Transfer-Learning-Based Approach to Retrieve the Cloud Properties Using Diverse Remote Sensing Datasets

Clouds play an important role in the Earth's climate system; however, various observational methods describe clouds differently, leading to cloud products being described with different characteristics, and affecting our understanding of cloud effects. To address this problem, this study integrates different cloud products into the transfer-learning procedure of a deep learning model and determined the Cloud Effective Radius (CER), Cloud Optical Thickness (COT), and Cloud Top Height (CTH) from Himawari-8 thermal infrared measurements. The retrieval results were independently evaluated against the Moderate-resolution Imaging Spectroradiometer cloud products and further compared with Himawari-8 cloud products during the day.
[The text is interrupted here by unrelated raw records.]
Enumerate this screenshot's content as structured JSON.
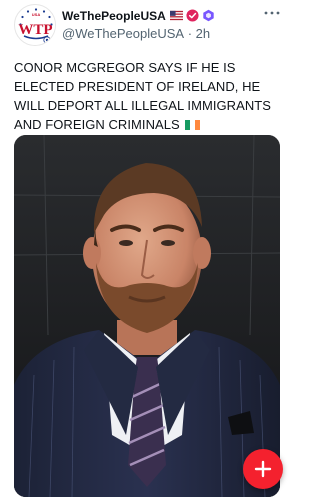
{
  "post": {
    "author": {
      "display_name": "WeThePeopleUSA",
      "handle": "@WeThePeopleUSA",
      "time": "2h",
      "avatar_text": "WTP",
      "avatar_subtext": "USA"
    },
    "text": "CONOR MCGREGOR SAYS IF HE IS ELECTED PRESIDENT OF IRELAND, HE WILL DEPORT ALL ILLEGAL IMMIGRANTS AND FOREIGN CRIMINALS",
    "text_flag": "ireland-flag",
    "badges": [
      "usa-flag",
      "verified-red-check",
      "purple-hexagon-badge"
    ],
    "media": {
      "description_icon": "photo"
    }
  },
  "ui": {
    "more_icon": "more-horizontal-icon",
    "compose_icon": "plus-icon"
  },
  "colors": {
    "accent": "#f4212e",
    "verified": "#e0245e",
    "hexagon": "#7856ff",
    "secondary_text": "#536471"
  }
}
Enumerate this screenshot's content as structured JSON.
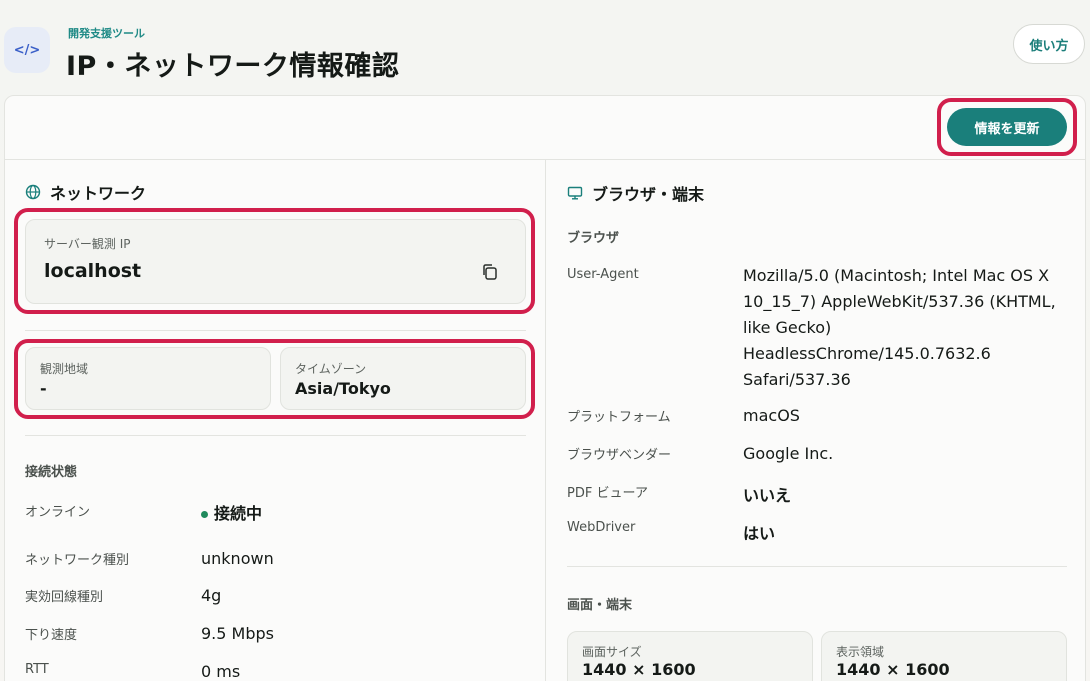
{
  "header": {
    "icon": "code-icon",
    "kicker": "開発支援ツール",
    "title": "IP・ネットワーク情報確認",
    "help_label": "使い方"
  },
  "toolbar": {
    "refresh_label": "情報を更新"
  },
  "network": {
    "title": "ネットワーク",
    "icon": "globe-icon",
    "server_ip_label": "サーバー観測 IP",
    "server_ip_value": "localhost",
    "region_label": "観測地域",
    "region_value": "-",
    "timezone_label": "タイムゾーン",
    "timezone_value": "Asia/Tokyo",
    "connection_heading": "接続状態",
    "rows": [
      {
        "key": "オンライン",
        "value": "接続中"
      },
      {
        "key": "ネットワーク種別",
        "value": "unknown"
      },
      {
        "key": "実効回線種別",
        "value": "4g"
      },
      {
        "key": "下り速度",
        "value": "9.5 Mbps"
      },
      {
        "key": "RTT",
        "value": "0 ms"
      }
    ],
    "online_color": "#1f8a5c"
  },
  "browser": {
    "title": "ブラウザ・端末",
    "icon": "monitor-icon",
    "browser_heading": "ブラウザ",
    "rows": [
      {
        "key": "User-Agent",
        "value": "Mozilla/5.0 (Macintosh; Intel Mac OS X 10_15_7) AppleWebKit/537.36 (KHTML, like Gecko) HeadlessChrome/145.0.7632.6 Safari/537.36"
      },
      {
        "key": "プラットフォーム",
        "value": "macOS"
      },
      {
        "key": "ブラウザベンダー",
        "value": "Google Inc."
      },
      {
        "key": "PDF ビューア",
        "value": "いいえ"
      },
      {
        "key": "WebDriver",
        "value": "はい"
      }
    ],
    "screen_heading": "画面・端末",
    "screen_size_label": "画面サイズ",
    "screen_size_value": "1440 × 1600",
    "viewport_label": "表示領域",
    "viewport_value": "1440 × 1600"
  },
  "colors": {
    "accent": "#1a7f7b",
    "highlight": "#d11f4c"
  }
}
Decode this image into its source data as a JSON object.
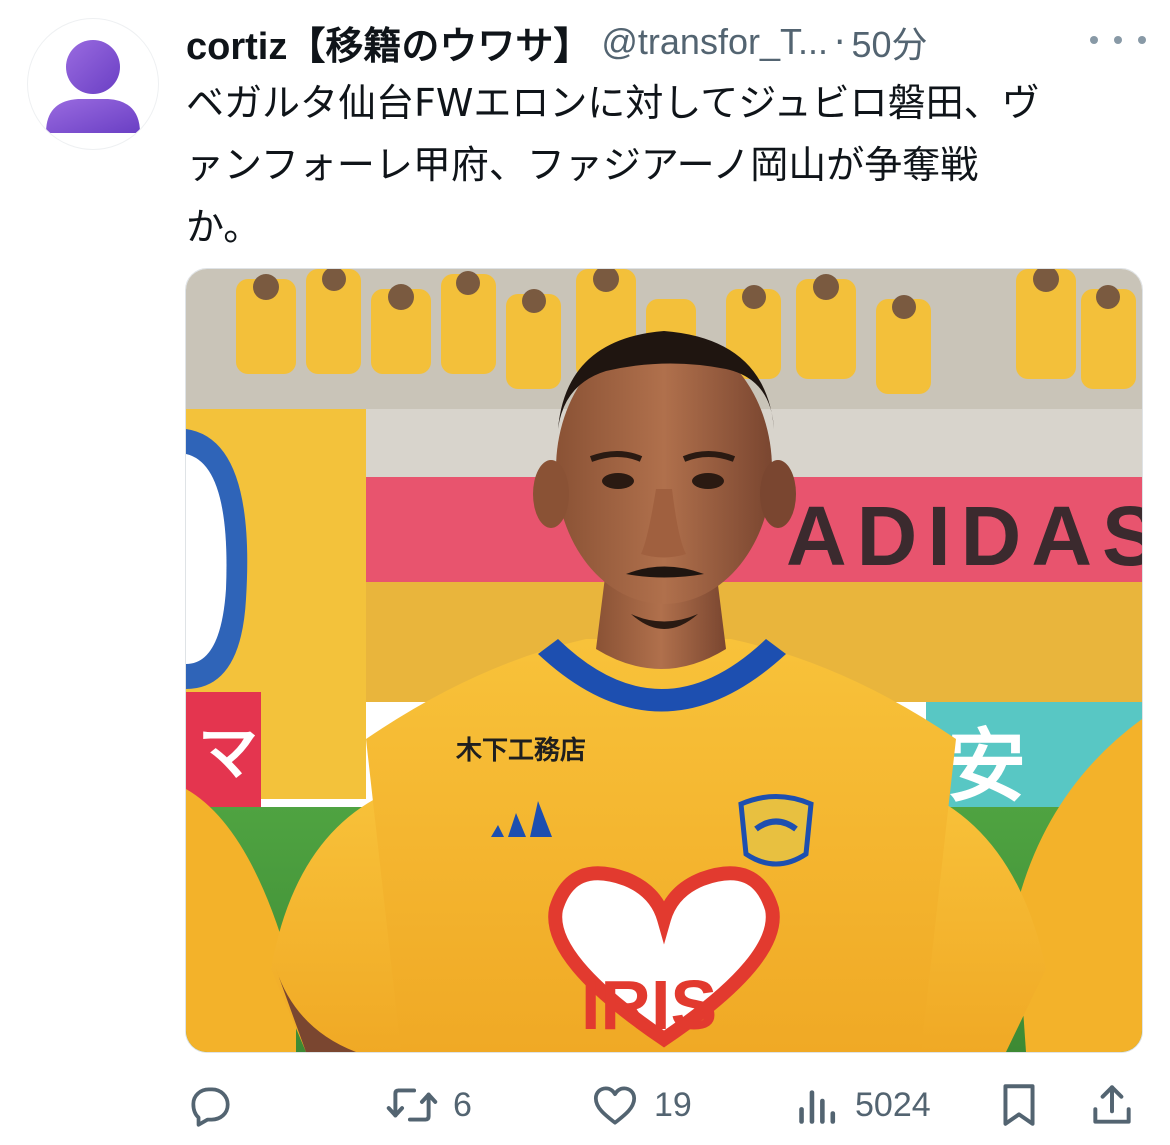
{
  "tweet": {
    "display_name": "cortiz【移籍のウワサ】",
    "handle": "@transfor_T...",
    "separator": "·",
    "time": "50分",
    "text_lines": [
      "ベガルタ仙台FWエロンに対してジュビロ磐田、ヴ",
      "ァンフォーレ甲府、ファジアーノ岡山が争奪戦",
      "か。"
    ]
  },
  "media": {
    "banner_text": "ADIDAS",
    "sponsor_chest": "木下工務店",
    "sponsor_belly": "IRIS",
    "ad_right": "安",
    "ad_left": "マ"
  },
  "actions": {
    "reply_count": "",
    "retweet_count": "6",
    "like_count": "19",
    "views_count": "5024"
  },
  "colors": {
    "avatar_purple": "#7b4fd0",
    "text_primary": "#0f1419",
    "text_secondary": "#536471",
    "jersey_yellow": "#f5b52a",
    "collar_blue": "#1d4fb0",
    "banner_pink": "#e8546e"
  },
  "icons": [
    "more-icon",
    "reply-icon",
    "retweet-icon",
    "like-icon",
    "views-icon",
    "bookmark-icon",
    "share-icon"
  ]
}
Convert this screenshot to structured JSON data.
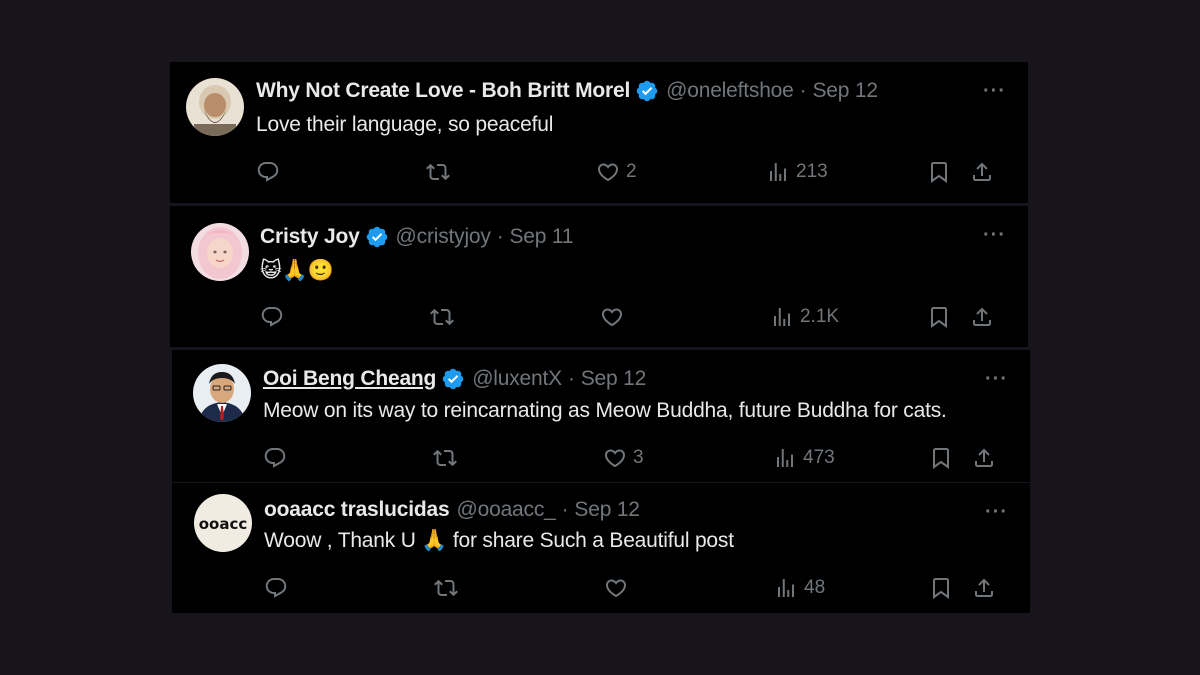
{
  "replies": [
    {
      "name": "Why Not Create Love - Boh Britt Morel",
      "handle": "@oneleftshoe",
      "separator": "·",
      "date": "Sep 12",
      "text": "Love their language, so peaceful",
      "likes": "2",
      "views": "213",
      "verified": true
    },
    {
      "name": "Cristy Joy",
      "handle": "@cristyjoy",
      "separator": "·",
      "date": "Sep 11",
      "text": "😺🙏🙂",
      "likes": "",
      "views": "2.1K",
      "verified": true
    },
    {
      "name": "Ooi Beng Cheang",
      "handle": "@luxentX",
      "separator": "·",
      "date": "Sep 12",
      "text": "Meow on its way to reincarnating as Meow Buddha, future Buddha for cats.",
      "likes": "3",
      "views": "473",
      "verified": true
    },
    {
      "name": "ooaacc traslucidas",
      "handle": "@ooaacc_",
      "separator": "·",
      "date": "Sep 12",
      "text": "Woow ,  Thank U 🙏 for share Such a Beautiful  post",
      "likes": "",
      "views": "48",
      "verified": false,
      "avatar_text": "ooacc"
    }
  ],
  "more_label": "···",
  "colors": {
    "background": "#17141b",
    "card": "#000000",
    "text": "#e7e9ea",
    "muted": "#71767b",
    "verified": "#1d9bf0"
  },
  "icons": [
    "reply-icon",
    "retweet-icon",
    "like-icon",
    "views-icon",
    "bookmark-icon",
    "share-icon",
    "verified-badge-icon",
    "more-icon"
  ]
}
The Root Mean Squared Errors (RMSE) of the model for the CER, COT, and CTH were 4.490 μm, 11.198, and 1.904 km, respectively, which are lower than those of Himawari-8 cloud products (RmSe:11.172 μm, 14.755, and 2.860 km). Moreover, validation results against active sensors show that the model performs slightly better during the day than at night, and both are generally better than the Himawari-8 cloud product. Overall, the model maintains stable performance during both day and night, and its accuracy is higher than that of Himawari-8 cloud products.